First quarter 2022 noninterest income was $1.6 million, a decrease of $242,000, or 13.1%, compared to $1.8 million for the same three-month period in 2021. The decrease in noninterest income, as compared to the same quarter of the previous year, was primarily due to a $201,000 non-recurring gain, recorded in the first quarter of 2021, related to the Bank’s sale of land previously held for development. Noninterest income categorized as recurring was $1.5 million for the first quarter of 2022, reflecting a $188,000, or 14.6%, improvement over the first quarter of the prior year. Recurring noninterest income excludes unrealized gains on equity securities, gains on sales of loans, foreclosed real estate, and premises and equipment, as well as losses on investment securities.
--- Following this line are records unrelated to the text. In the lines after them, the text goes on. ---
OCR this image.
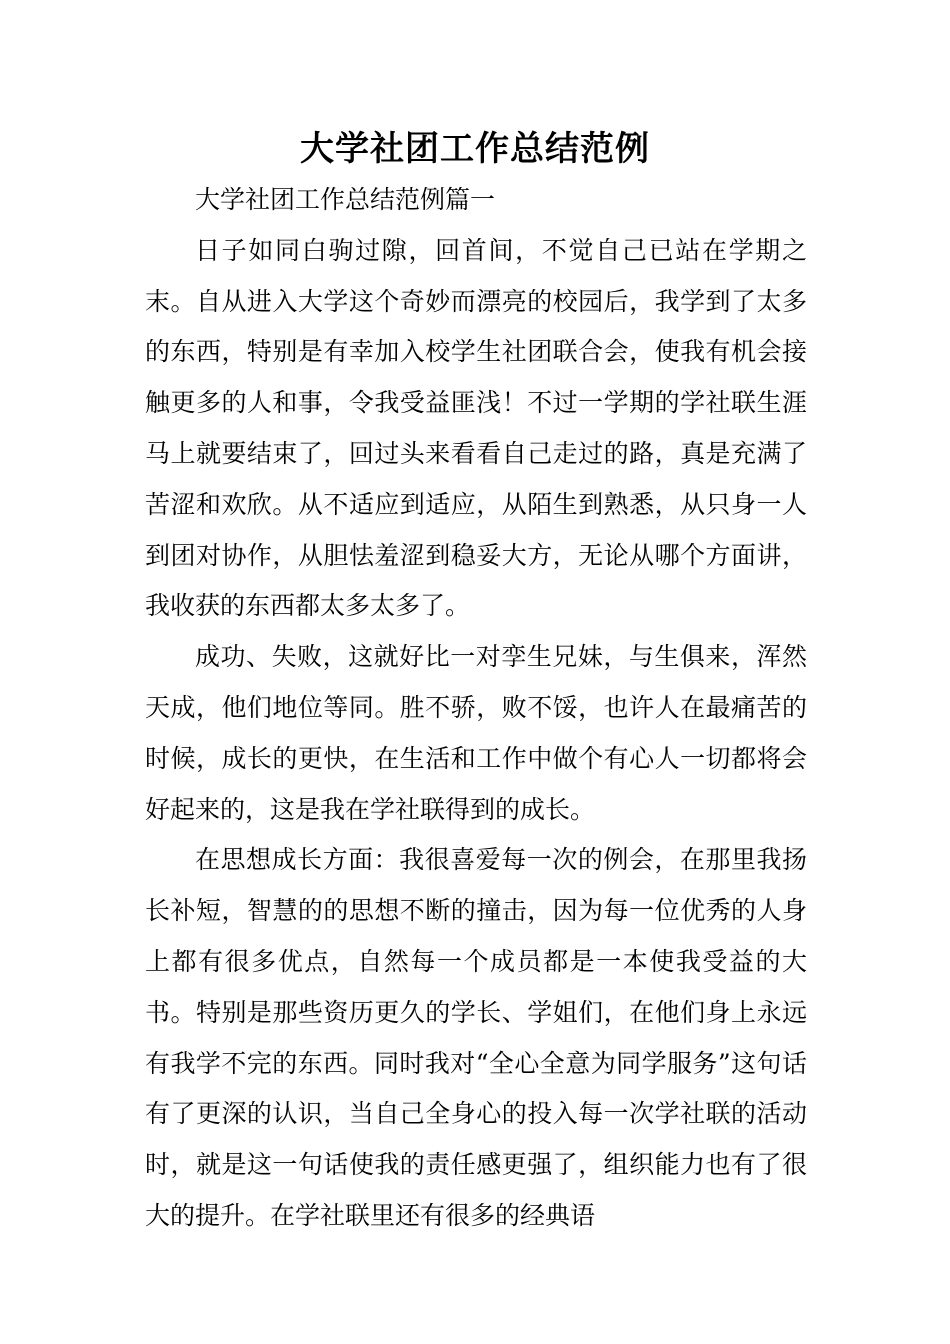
大学社团工作总结范例

大学社团工作总结范例篇一

日子如同白驹过隙，回首间，不觉自己已站在学期之末。自从进入大学这个奇妙而漂亮的校园后，我学到了太多的东西，特别是有幸加入校学生社团联合会，使我有机会接触更多的人和事，令我受益匪浅！不过一学期的学社联生涯马上就要结束了，回过头来看看自己走过的路，真是充满了苦涩和欢欣。从不适应到适应，从陌生到熟悉，从只身一人到团对协作，从胆怯羞涩到稳妥大方，无论从哪个方面讲，我收获的东西都太多太多了。

成功、失败，这就好比一对孪生兄妹，与生俱来，浑然天成，他们地位等同。胜不骄，败不馁，也许人在最痛苦的时候，成长的更快，在生活和工作中做个有心人一切都将会好起来的，这是我在学社联得到的成长。

在思想成长方面：我很喜爱每一次的例会，在那里我扬长补短，智慧的的思想不断的撞击，因为每一位优秀的人身上都有很多优点，自然每一个成员都是一本使我受益的大书。特别是那些资历更久的学长、学姐们，在他们身上永远有我学不完的东西。同时我对“全心全意为同学服务”这句话有了更深的认识，当自己全身心的投入每一次学社联的活动时，就是这一句话使我的责任感更强了，组织能力也有了很大的提升。在学社联里还有很多的经典语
The following table details the components of noninterest income for the three months ended March 31, 2022 and 2021:

Unaudited   For the three months ended  
(Dollars in thousands)   March 31, 2022     March 31, 2021     Change  
Service charges on deposit accounts   $ 259     $ 331     $ (72 )   -21.8 %
Earnings and gain on bank owned life insurance     162       125       37     29.6 %
Loan servicing fees     117       90       27     30.0 %
Debit card interchange fees     228       221       7     3.2 %
Insurance agency revenue     299       280       19     6.8 %
Other charges, commissions and fees     413       243       170     70.0 %
Noninterest income before (losses) gains     1,478       1,290       188     14.6 %
Net gains on sales of securities, fixed assets, loans and foreclosedreal estate     57       321       (264 )   -82.2 %
Gains on marketable equity securities     68       234       (166 )   -70.9 %
Total noninterest income   $ 1,603     $ 1,845     $ (242 )   -13.1 %

Noninterest Expense

Total noninterest expense for the first quarter of 2022 was $7.3 million, an increase of $616,000, or 9.3%, compared to $6.6 million for the same three-month period in 2021. The increase was primarily driven by increases in salaries and employee benefits expense of $708,000, or 21.2%.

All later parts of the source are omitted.